The UK High Court ruled in favour yesterday of families exiled from the Chagos islands by the UK government between 1965 and 1973. The evacuation came as part of a deal to lease the island of Diego Garcia to the US government for the construction of a joint UK-US navy support facility. Prior to the lease, around 1,400-2,000 local inhabitants lived on the islands and were relocated to the Seychelles or to Mauritius.
The UK Chagos Support Group says it expects the UK government to appeal against the current ruling, citing national security, adding that “perhaps a return home will now be possible”. It is unclear how the air operations of the base woudl be affected by any return, should it ever transpire.
Diego Garcia air base, with a 3,600m (12,000ft) runway is the base for USAF long range bombers and surveillance aircraft. The island is a restricted zone under UK law.

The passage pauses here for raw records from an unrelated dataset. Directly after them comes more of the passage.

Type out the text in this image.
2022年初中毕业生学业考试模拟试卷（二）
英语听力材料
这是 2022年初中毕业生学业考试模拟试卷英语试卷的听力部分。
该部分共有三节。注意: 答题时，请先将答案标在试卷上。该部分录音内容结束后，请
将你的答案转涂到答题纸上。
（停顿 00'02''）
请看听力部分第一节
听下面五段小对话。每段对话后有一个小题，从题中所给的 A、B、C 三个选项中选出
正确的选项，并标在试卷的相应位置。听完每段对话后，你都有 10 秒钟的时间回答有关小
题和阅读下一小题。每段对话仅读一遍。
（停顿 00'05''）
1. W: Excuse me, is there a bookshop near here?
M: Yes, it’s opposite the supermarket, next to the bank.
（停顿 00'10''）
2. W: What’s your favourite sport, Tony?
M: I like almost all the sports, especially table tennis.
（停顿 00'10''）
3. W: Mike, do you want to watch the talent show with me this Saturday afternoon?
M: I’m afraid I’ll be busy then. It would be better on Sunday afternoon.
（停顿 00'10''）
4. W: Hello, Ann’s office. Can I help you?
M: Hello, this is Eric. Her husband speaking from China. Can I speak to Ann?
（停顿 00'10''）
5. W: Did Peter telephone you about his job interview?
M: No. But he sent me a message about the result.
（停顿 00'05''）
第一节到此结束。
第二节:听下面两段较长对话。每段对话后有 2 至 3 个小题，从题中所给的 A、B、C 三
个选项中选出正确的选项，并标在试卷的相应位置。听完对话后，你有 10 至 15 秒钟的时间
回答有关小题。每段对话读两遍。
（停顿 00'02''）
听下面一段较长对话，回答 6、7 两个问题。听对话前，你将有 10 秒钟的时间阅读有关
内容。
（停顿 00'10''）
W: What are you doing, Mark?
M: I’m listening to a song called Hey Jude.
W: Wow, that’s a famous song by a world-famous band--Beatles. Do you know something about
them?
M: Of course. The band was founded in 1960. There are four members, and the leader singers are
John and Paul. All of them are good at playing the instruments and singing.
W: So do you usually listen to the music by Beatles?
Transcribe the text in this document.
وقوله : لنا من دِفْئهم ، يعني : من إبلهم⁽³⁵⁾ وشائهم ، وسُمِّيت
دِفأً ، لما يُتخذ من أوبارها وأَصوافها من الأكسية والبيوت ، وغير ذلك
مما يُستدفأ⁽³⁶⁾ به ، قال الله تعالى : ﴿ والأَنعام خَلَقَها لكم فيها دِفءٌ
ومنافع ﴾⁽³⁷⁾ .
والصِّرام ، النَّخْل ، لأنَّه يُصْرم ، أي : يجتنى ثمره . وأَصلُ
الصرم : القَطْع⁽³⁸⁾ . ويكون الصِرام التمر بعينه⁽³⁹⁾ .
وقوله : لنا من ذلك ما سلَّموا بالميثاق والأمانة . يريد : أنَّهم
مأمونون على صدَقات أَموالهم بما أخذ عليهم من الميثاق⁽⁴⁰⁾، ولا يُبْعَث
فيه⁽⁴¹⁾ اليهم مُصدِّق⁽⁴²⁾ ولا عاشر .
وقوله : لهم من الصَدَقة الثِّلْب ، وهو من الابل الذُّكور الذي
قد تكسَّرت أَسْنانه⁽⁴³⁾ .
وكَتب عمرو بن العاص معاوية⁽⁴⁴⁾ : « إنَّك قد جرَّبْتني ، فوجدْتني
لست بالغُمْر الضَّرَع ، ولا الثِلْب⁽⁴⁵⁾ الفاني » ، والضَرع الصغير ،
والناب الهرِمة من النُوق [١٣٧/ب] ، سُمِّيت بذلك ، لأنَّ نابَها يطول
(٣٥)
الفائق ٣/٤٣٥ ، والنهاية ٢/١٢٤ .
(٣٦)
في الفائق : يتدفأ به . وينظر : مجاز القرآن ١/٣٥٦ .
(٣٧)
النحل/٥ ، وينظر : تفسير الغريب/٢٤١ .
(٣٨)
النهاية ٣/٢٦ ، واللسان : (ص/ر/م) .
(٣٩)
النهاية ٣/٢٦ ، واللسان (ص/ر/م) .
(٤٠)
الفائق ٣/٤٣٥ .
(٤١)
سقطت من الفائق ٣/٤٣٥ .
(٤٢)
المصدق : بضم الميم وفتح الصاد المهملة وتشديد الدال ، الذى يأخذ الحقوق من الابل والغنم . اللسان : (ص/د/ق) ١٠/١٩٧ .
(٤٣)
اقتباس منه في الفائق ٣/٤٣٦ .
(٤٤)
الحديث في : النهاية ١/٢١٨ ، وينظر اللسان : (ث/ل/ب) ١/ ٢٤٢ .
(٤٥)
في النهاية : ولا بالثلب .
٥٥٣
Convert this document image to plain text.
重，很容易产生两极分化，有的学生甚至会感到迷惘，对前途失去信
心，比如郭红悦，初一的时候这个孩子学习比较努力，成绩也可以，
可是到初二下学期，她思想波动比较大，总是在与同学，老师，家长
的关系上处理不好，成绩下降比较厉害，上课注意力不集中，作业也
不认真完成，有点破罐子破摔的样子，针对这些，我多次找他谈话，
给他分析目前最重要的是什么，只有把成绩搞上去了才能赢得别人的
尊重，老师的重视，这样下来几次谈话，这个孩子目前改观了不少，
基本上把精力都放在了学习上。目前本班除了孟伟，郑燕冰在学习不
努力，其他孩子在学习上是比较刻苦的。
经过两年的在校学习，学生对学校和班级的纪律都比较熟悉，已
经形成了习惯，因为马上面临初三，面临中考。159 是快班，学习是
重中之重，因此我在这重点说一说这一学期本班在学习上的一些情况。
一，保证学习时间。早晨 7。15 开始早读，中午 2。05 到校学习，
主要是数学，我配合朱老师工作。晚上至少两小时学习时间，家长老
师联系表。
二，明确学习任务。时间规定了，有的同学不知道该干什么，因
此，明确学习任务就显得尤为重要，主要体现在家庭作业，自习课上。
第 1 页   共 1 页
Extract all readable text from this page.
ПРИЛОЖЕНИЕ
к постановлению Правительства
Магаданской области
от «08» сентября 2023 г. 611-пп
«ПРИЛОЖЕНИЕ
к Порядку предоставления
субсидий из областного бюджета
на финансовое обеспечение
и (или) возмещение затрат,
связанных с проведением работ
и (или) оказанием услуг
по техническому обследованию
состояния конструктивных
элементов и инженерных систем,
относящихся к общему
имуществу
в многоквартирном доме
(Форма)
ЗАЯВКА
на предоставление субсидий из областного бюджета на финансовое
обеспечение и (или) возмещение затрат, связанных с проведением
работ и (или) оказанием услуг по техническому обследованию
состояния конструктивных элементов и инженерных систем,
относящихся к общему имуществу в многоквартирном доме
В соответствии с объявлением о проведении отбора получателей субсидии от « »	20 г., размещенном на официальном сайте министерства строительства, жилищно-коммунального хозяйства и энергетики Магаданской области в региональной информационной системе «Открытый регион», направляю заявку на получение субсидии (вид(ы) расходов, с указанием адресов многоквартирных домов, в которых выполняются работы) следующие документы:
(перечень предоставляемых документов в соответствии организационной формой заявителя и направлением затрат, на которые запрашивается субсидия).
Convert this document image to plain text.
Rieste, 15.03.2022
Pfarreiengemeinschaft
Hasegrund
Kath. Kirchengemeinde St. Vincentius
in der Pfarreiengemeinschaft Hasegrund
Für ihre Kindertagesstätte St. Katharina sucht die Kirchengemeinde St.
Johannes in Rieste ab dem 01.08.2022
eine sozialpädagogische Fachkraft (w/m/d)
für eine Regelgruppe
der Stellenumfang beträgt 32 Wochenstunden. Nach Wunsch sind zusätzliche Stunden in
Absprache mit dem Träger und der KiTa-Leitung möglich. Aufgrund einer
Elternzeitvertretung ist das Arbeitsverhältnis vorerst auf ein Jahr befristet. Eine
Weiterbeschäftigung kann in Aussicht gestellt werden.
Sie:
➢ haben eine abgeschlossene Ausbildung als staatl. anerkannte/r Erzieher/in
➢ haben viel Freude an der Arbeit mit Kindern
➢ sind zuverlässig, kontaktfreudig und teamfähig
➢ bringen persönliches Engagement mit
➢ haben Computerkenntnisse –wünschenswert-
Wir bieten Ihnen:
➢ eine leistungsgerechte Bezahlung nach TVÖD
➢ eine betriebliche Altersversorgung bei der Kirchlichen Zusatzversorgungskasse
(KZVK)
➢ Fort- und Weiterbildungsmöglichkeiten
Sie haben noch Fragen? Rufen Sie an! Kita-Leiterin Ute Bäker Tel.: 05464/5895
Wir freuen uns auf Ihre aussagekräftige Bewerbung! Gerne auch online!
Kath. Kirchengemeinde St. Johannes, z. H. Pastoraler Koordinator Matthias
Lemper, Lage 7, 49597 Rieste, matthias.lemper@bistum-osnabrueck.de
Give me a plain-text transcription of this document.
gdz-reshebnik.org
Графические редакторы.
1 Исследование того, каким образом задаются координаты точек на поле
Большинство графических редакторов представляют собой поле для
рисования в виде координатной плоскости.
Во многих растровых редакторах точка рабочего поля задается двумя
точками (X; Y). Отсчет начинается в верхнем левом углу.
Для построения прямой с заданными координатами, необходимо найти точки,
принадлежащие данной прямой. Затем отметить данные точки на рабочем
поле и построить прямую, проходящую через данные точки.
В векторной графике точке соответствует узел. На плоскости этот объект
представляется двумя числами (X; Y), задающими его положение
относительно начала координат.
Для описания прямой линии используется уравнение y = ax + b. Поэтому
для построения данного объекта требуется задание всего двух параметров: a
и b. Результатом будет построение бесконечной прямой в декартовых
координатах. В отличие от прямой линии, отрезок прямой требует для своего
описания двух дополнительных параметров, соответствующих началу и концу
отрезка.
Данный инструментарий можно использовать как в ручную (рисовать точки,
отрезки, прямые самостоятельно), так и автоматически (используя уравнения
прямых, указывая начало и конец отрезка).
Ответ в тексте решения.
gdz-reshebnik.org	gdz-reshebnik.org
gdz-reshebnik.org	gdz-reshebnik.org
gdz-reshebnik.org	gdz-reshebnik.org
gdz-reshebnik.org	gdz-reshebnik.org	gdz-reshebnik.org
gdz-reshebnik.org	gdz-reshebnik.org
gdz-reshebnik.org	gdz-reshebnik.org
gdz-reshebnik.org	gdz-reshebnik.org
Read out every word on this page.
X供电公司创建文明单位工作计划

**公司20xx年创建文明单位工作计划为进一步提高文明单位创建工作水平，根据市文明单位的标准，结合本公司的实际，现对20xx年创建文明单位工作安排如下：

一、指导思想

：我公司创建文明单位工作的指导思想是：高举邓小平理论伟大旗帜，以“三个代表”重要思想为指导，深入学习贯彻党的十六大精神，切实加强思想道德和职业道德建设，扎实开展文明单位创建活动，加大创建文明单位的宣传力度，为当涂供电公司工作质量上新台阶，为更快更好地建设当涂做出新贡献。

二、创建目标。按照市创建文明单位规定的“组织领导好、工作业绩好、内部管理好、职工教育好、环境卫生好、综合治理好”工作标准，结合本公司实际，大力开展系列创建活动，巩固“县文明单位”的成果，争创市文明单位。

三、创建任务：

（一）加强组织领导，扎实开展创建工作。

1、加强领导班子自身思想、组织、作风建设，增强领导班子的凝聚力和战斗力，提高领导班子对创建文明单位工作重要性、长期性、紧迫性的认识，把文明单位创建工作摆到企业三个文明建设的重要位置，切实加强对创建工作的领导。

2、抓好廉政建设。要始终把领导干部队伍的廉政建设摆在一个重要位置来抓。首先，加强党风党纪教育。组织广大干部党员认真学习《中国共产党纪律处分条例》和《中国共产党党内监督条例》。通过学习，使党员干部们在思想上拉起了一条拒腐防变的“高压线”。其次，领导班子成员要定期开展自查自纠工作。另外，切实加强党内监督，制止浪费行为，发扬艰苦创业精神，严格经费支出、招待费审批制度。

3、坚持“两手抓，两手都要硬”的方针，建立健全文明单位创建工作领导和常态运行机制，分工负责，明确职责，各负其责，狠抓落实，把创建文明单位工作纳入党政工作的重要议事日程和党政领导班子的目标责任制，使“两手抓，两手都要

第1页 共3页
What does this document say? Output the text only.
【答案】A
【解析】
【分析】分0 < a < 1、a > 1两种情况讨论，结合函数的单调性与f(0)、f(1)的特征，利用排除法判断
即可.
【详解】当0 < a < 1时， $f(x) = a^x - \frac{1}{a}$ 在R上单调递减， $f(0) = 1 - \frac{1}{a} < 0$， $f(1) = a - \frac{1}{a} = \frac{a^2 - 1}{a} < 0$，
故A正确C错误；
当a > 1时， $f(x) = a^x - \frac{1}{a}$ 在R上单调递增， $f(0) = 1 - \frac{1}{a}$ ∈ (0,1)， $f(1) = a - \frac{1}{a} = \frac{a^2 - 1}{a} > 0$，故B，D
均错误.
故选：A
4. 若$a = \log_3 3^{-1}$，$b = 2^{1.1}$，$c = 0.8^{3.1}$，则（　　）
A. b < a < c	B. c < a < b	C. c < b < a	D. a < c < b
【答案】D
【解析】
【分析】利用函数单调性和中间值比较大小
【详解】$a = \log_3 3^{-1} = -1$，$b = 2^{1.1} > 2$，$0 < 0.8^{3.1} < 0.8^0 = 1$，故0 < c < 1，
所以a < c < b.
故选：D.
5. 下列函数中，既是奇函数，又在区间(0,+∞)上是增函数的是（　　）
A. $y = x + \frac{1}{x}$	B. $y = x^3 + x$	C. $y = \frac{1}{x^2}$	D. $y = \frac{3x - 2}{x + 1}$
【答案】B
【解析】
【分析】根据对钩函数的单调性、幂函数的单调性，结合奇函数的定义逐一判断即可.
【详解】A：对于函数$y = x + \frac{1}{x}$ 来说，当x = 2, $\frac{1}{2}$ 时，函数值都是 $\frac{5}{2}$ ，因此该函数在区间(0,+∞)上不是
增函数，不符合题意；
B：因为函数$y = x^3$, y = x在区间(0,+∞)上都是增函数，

The High Court victory of the Chagos islanders is the final appeal in a long legal process to grant the right to resettle the remote British Indian Ocean Territory 55-island chain that lies 1,600 kilometres (1,000 miles) south of India's southern coast, mid-way between Africa and Indonesia.
However, Diego Garcia island represents 44km2 (17mi2) of the total 60km2 of the archipelago and the lease terms allow the US military to restrict access to the main island. Diego Garcia is considered to be the only inhabitable island and the US lease on Diego Garcia expires in 2016.
Chagossians won a ruling in 2000 that their eviction was unlawful, but the UK government then introduced new residency rules. Islander groups claim they could supplement the 4,000 US and UK military support staff at the base, although the US says this would constitute a security breach for the base.
In ruling, High Court judge Sir Sydney Kentridge QC described the treatment of Chagossians as "outrageous, unlawful and a breach of accepted moral standards". He added there was no precedent for evacuation.